Purpose: Chordomas are rare, malignant neoplasms that arise from remnants of the embryonic
notochord along the axial skeleton, most commonly in the sacrum, skull base, and spine.
Chordomas are characterized by their unique histopathological features, including
physaliphorous cells, and have a distinctive immunohistochemical profile but have
limited information on their somatic mutational landscape. The current treatment paradigm
involves surgery or radiation therapy, as there are no FDA-approved drugs for chordoma.
There remains great potential to discover targeted therapies against specific mutations
in chordomas. In this study, a publicly available genomic database was used to profile
the somatic mutational landscape of chordoma patients and interrogate differences
based on their histological subtype.
Methods: The American Association for Cancer Research (AACR) Project Genomics Evidence Neoplasia
Information Exchange (GENIE) database was accessed from cBioPortal (v16.1-public)
on July 22, 2024, to identify all patients with chordoma. The most common gene mutations,
gene correlations, and mutual exclusivities were assessed using a two-sided t-test and nonparametric tests, with Benjamini-Hochberg False Discovery Rate (FDR)
correction.
Results: Of the 1,437 collected bone cancer samples, 133 (9.2%) were chordoma. Of these samples,
14 (10.5%) were conventional chordoma, 3 (2.3%) were dedifferentiated chordoma, and
116 (87.2%) were not otherwise specified. In this cohort, 18 (15.2%) patients were
pediatric and the rest were adults (n = 115; 84.8%). 85 (72.0%) patients were White, 8 (6.8%) were Asian, and 7 (5.9%)

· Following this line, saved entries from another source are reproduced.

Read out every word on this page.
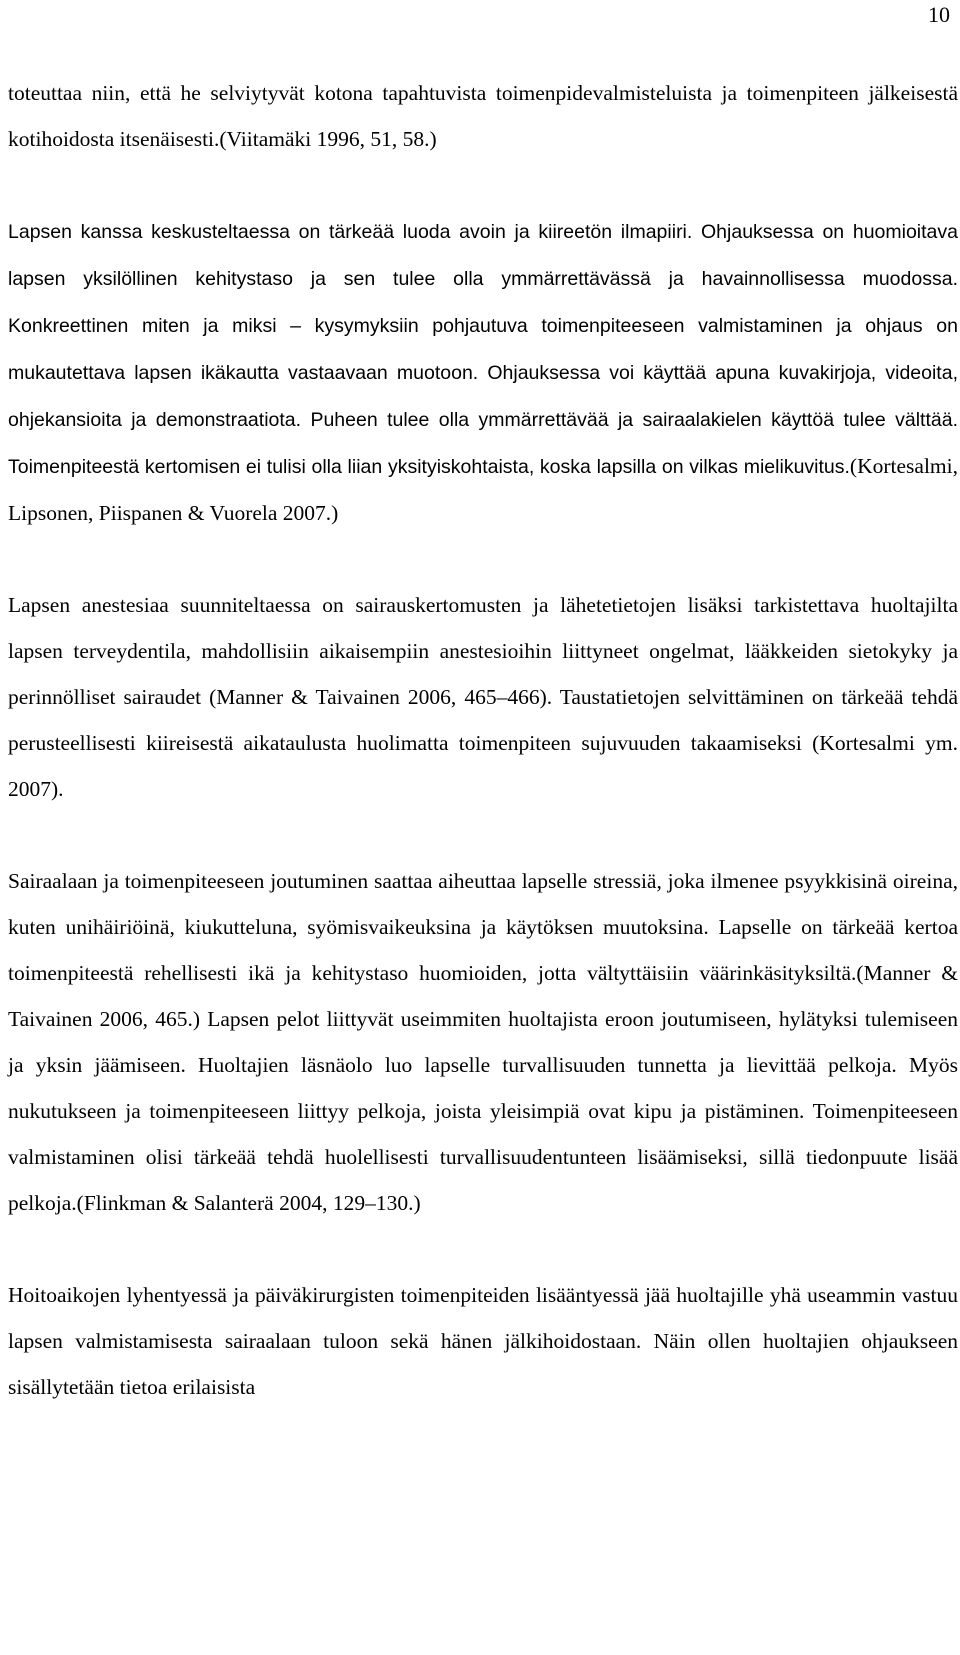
10

toteuttaa niin, että he selviytyvät kotona tapahtuvista toimenpidevalmisteluista ja toimenpiteen jälkeisestä kotihoidosta itsenäisesti.(Viitamäki 1996, 51, 58.)

Lapsen kanssa keskusteltaessa on tärkeää luoda avoin ja kiireetön ilmapiiri. Ohjauksessa on huomioitava lapsen yksilöllinen kehitystaso ja sen tulee olla ymmärrettävässä ja havainnollisessa muodossa. Konkreettinen miten ja miksi – kysymyksiin pohjautuva toimenpiteeseen valmistaminen ja ohjaus on mukautettava lapsen ikäkautta vastaavaan muotoon. Ohjauksessa voi käyttää apuna kuvakirjoja, videoita, ohjekansioita ja demonstraatiota. Puheen tulee olla ymmärrettävää ja sairaalakielen käyttöä tulee välttää. Toimenpiteestä kertomisen ei tulisi olla liian yksityiskohtaista, koska lapsilla on vilkas mielikuvitus.(Kortesalmi, Lipsonen, Piispanen & Vuorela 2007.)

Lapsen anestesiaa suunniteltaessa on sairauskertomusten ja lähetetietojen lisäksi tarkistettava huoltajilta lapsen terveydentila, mahdollisiin aikaisempiin anestesioihin liittyneet ongelmat, lääkkeiden sietokyky ja perinnölliset sairaudet (Manner & Taivainen 2006, 465–466). Taustatietojen selvittäminen on tärkeää tehdä perusteellisesti kiireisestä aikataulusta huolimatta toimenpiteen sujuvuuden takaamiseksi (Kortesalmi ym. 2007).

Sairaalaan ja toimenpiteeseen joutuminen saattaa aiheuttaa lapselle stressiä, joka ilmenee psyykkisinä oireina, kuten unihäiriöinä, kiukutteluna, syömisvaikeuksina ja käytöksen muutoksina. Lapselle on tärkeää kertoa toimenpiteestä rehellisesti ikä ja kehitystaso huomioiden, jotta vältyttäisiin väärinkäsityksiltä.(Manner & Taivainen 2006, 465.) Lapsen pelot liittyvät useimmiten huoltajista eroon joutumiseen, hylätyksi tulemiseen ja yksin jäämiseen. Huoltajien läsnäolo luo lapselle turvallisuuden tunnetta ja lievittää pelkoja. Myös nukutukseen ja toimenpiteeseen liittyy pelkoja, joista yleisimpiä ovat kipu ja pistäminen. Toimenpiteeseen valmistaminen olisi tärkeää tehdä huolellisesti turvallisuudentunteen lisäämiseksi, sillä tiedonpuute lisää pelkoja.(Flinkman & Salanterä 2004, 129–130.)

Hoitoaikojen lyhentyessä ja päiväkirurgisten toimenpiteiden lisääntyessä jää huoltajille yhä useammin vastuu lapsen valmistamisesta sairaalaan tuloon sekä hänen jälkihoidostaan. Näin ollen huoltajien ohjaukseen sisällytetään tietoa erilaisista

were Black. Sixty-six (55.4%) patients were male and 53 (44.9%) were female. The top
mutations in the cohort were: PBRM1 (n = 10; 7.5%), ARID1A (n = 10; 7.5%), TERT (n = 9; 7.1%), TP53 (n = 8; 6.1%), SETD2 (n = 7; 5.6%), and NOTCH2 (n = 7; 5.6%). The majority (77.8%) of TERT mutations were the 5′ flank type, resulting in promotor changes, and ARID1A (70.0%), TP53 (87.5%), and NOTCH2 (100%) were associated with missense mutations. In this cohort, PBRM1 mutations tended to co-occur with BRCA2 (2/10; p = 0.027) and KMT2D (2/10; p = 0.044), while KMT2D mutations tended to co-occur with BRCA2 (n = 3/6; p < 0.001). There were no additional statistically significant mutual co-occurrence
or mutual exclusivities. ARID1A, TERT, TP53, SETD2, and NOTCH2 were relatively mutually exclusive with only 1 (<0.1%) sample with more than 1 of
these mutations. There were no significant clinical or genomic differences between
pediatric and adult patients.
Conclusion: The study identified a distinct somatic mutational landscape in chordoma patients,
with significant mutations in PBRM1, ARID1A, TERT, TP53, SETD2, and NOTCH2. Co-occurrence patterns, particularly involving PBRM1 with BRCA2 and KMT2D, highlight potential pathways of DNA repair and chromatin modification that may guide
the development of novel therapies. However, there are limited clinical trials evaluating
direct targeted therapies against the most common chordoma mutations. For example,
biologics targeting chromatin remodeling mechanisms may serve as a potential future
strategy for chordoma with PBRM1 mutations. Understanding these mutational profiles may inform the development of
targeted therapies and improve clinical outcomes for chordoma patients.